Mark Twain, pseudonym of Samuel L. Clemens (1835–1910), was born in Florida, Missouri, and grew up in Hannibal on the west bank of the Mississippi River. He attended school briefly and then at age thirteen became a full-time apprentice to a local printer. When his older brother Orion established the Hannibal Journal, Samuel became a compositor for that paper and then, for a time, an itinerant printer. With a commission to write comic travel letters, he traveled down the Mississippi. Smitten with the riverboat life, he signed on as an apprentice to a steamboat pilot. After 1859, he became a licensed pilot, but two years later the Civil War put an end to the steam-boat traffic.

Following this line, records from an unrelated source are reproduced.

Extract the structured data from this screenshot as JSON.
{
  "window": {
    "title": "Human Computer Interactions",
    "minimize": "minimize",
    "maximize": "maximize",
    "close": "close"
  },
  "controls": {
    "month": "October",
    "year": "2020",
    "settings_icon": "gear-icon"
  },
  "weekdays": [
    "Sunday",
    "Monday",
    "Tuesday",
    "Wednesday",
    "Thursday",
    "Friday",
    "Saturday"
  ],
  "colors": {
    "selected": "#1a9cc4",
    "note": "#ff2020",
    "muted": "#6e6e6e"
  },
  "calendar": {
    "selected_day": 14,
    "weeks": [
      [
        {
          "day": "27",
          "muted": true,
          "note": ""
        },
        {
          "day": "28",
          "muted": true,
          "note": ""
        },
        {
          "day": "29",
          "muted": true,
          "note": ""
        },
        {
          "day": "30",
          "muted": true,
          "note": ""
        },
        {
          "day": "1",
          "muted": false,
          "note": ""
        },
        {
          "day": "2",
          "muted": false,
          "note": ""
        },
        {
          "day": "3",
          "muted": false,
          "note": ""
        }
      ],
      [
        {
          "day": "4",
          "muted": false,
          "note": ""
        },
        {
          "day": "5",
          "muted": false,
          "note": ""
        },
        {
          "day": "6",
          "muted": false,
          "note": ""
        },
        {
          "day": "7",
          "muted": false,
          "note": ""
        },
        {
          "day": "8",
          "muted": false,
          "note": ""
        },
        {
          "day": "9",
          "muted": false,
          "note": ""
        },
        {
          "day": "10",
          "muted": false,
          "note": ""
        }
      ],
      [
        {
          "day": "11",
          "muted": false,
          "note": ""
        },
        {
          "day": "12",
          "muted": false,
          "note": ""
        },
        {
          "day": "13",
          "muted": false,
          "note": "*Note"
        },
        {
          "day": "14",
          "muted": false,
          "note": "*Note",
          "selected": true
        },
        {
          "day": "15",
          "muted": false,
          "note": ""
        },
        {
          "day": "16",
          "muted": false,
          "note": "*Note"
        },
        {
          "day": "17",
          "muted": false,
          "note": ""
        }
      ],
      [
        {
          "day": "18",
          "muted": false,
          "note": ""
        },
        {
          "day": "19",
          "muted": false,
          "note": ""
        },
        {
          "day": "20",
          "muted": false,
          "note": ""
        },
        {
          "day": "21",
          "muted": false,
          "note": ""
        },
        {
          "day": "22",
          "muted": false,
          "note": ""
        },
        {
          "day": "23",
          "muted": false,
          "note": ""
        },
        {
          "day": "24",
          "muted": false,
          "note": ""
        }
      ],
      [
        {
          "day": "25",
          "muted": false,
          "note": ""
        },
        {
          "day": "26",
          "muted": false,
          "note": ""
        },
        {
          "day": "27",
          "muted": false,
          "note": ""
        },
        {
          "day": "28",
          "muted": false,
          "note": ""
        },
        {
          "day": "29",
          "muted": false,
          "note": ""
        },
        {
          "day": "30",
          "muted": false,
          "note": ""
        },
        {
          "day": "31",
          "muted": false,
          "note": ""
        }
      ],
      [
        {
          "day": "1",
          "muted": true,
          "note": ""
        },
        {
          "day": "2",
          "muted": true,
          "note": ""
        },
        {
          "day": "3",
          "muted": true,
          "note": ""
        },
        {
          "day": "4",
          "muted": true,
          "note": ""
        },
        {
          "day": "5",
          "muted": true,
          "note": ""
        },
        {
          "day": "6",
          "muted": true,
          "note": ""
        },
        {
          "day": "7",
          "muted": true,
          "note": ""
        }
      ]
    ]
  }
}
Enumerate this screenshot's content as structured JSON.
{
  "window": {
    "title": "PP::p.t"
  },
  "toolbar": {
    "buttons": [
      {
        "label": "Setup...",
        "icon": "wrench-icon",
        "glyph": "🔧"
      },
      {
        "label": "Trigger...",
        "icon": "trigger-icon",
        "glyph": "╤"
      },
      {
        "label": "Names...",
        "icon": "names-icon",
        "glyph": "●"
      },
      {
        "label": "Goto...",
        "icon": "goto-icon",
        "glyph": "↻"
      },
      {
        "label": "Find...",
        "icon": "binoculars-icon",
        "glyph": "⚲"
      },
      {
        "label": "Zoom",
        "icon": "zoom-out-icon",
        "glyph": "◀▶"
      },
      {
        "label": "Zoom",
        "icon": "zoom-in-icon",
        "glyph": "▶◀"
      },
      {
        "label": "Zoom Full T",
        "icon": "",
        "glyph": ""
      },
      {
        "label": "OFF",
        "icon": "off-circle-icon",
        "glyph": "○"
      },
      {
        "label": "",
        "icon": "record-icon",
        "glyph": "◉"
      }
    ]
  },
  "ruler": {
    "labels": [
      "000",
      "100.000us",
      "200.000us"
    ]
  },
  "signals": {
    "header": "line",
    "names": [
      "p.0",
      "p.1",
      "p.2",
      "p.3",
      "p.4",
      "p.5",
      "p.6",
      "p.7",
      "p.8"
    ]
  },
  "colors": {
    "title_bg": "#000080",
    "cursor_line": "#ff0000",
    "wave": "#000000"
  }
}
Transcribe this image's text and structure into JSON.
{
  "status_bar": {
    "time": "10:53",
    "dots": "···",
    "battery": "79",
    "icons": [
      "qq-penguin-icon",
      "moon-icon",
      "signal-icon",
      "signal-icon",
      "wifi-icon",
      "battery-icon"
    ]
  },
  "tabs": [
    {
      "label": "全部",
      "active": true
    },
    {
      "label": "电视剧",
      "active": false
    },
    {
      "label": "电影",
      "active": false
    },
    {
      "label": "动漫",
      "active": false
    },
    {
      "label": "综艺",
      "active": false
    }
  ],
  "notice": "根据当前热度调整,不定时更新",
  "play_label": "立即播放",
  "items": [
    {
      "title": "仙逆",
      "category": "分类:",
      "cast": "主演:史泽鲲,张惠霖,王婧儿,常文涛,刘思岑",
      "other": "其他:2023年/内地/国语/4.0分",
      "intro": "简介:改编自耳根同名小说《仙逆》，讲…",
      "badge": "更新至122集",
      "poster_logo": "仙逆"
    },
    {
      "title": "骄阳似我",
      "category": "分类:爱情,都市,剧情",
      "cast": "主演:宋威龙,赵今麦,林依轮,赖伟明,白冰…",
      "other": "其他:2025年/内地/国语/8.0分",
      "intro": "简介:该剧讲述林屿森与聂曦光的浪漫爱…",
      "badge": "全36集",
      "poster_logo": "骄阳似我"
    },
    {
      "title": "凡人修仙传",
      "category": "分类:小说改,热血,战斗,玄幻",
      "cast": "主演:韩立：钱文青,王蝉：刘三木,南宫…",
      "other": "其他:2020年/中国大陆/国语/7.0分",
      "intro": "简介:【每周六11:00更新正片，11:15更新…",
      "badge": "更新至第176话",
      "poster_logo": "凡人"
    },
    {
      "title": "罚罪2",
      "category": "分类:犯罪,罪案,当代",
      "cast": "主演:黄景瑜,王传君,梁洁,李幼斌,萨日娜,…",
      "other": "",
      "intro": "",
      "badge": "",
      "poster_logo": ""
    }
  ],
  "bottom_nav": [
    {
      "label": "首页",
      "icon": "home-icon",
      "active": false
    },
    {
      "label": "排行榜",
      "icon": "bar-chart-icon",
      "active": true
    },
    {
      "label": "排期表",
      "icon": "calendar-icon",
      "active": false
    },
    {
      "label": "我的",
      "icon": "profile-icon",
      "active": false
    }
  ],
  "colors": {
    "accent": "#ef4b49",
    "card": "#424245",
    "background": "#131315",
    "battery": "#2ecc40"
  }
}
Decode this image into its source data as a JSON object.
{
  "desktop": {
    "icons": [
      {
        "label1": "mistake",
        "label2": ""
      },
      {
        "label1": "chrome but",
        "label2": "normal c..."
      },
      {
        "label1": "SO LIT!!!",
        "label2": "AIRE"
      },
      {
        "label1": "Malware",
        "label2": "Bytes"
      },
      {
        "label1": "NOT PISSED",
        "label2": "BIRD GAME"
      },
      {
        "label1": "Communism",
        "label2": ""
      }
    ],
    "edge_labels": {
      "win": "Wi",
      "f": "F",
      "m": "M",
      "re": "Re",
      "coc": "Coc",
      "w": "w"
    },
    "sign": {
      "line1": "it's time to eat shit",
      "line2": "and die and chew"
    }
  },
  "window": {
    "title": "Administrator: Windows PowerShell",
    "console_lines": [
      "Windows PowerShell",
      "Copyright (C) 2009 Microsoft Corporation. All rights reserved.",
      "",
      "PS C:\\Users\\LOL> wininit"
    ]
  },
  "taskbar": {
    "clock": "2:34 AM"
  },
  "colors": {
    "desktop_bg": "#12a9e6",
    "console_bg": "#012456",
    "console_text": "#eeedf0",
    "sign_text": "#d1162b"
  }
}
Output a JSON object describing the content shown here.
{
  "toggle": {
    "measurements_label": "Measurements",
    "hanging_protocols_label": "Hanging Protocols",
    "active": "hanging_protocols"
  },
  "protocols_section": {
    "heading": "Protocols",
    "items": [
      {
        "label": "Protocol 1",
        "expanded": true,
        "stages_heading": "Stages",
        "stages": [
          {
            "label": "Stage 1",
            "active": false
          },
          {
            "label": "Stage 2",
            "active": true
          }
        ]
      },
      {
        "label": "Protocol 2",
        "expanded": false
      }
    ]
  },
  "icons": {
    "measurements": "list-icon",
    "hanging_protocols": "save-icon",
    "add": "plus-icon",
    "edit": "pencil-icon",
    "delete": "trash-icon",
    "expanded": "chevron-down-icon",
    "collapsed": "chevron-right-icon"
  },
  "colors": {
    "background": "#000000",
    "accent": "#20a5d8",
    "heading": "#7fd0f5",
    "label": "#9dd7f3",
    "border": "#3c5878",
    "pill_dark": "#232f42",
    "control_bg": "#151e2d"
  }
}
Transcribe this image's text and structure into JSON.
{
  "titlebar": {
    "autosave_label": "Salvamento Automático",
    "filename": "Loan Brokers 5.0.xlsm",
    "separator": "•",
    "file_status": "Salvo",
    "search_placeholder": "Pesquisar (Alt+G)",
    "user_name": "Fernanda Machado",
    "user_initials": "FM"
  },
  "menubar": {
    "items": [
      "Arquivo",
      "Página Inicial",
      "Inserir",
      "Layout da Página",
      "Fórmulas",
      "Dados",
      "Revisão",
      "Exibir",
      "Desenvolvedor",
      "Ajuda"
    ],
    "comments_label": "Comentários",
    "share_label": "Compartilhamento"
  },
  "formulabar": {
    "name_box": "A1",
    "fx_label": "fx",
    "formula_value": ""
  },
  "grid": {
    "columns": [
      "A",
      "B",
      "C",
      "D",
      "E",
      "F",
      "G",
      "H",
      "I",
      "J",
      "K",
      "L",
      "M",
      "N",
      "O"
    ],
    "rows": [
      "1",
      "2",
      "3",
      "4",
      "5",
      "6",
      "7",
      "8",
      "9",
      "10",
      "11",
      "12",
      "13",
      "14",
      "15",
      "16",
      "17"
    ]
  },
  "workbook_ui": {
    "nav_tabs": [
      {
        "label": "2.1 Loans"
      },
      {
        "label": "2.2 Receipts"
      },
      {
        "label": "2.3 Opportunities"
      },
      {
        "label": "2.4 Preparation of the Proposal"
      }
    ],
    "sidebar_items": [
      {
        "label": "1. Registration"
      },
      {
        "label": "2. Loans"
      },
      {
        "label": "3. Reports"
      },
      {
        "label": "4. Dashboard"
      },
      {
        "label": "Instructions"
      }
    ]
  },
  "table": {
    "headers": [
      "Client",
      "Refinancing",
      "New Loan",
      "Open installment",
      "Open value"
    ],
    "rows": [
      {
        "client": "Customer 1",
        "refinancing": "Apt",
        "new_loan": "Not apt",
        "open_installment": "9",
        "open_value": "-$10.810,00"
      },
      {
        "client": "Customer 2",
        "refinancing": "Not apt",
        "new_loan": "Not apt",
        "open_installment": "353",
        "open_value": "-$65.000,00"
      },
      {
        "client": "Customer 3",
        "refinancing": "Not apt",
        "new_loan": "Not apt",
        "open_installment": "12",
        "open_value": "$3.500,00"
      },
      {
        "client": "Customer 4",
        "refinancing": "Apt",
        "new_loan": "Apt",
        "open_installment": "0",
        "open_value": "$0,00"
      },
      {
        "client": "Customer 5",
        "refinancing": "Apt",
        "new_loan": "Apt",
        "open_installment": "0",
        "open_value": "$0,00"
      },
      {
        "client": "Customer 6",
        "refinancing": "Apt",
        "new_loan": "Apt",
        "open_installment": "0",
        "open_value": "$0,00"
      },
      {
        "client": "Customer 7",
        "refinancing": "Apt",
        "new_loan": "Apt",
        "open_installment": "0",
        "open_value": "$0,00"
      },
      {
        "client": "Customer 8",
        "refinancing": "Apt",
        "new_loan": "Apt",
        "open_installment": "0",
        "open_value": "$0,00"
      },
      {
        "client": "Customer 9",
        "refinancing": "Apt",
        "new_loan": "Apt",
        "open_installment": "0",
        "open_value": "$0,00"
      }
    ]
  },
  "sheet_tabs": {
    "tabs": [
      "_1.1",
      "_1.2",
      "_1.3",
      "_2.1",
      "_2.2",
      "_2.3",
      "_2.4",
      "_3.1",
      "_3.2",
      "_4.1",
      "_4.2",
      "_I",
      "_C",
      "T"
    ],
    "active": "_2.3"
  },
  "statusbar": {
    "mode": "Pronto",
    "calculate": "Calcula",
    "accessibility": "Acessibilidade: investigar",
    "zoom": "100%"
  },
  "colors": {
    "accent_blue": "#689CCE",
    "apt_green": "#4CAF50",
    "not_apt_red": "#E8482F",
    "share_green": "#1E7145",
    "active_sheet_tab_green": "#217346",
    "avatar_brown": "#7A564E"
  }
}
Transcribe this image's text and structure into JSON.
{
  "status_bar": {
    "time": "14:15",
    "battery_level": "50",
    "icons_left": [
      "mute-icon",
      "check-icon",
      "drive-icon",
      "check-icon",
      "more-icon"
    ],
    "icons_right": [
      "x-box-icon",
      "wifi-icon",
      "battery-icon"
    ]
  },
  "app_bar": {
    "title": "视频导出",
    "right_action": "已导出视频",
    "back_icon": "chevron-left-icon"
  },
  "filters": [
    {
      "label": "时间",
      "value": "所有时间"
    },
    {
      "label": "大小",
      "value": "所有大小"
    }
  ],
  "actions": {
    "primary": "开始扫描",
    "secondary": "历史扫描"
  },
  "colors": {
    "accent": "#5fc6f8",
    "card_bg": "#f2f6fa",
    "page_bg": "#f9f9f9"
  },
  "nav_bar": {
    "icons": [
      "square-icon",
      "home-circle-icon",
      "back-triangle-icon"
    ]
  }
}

In 1861, he and his brother traveled to the Nevada Territory where Samuel became a writer for the Virginia City Territorial Enterprise, and there, on February 3, 1863, he signed a humorous account with the pseudonym Mark Twain. The name was a river man’s term for water “two fathoms deep” and thus just barely safe for navigation.

In 1870 Twain married and moved with his wife to Hartford, Connecticut. He became a highly successful lecturer in the United States and England, and he continued to write.

About the Narrator

Carl Reiner is an actor, film director, producer, writer, and comedian. He began his directing career on the Dick Van Dyke Show and his first feature film was an adaptation of Joseph Stein’s play Enter Laughing. Reiner has also written a number of books, including the memoir My Anecdotal Life.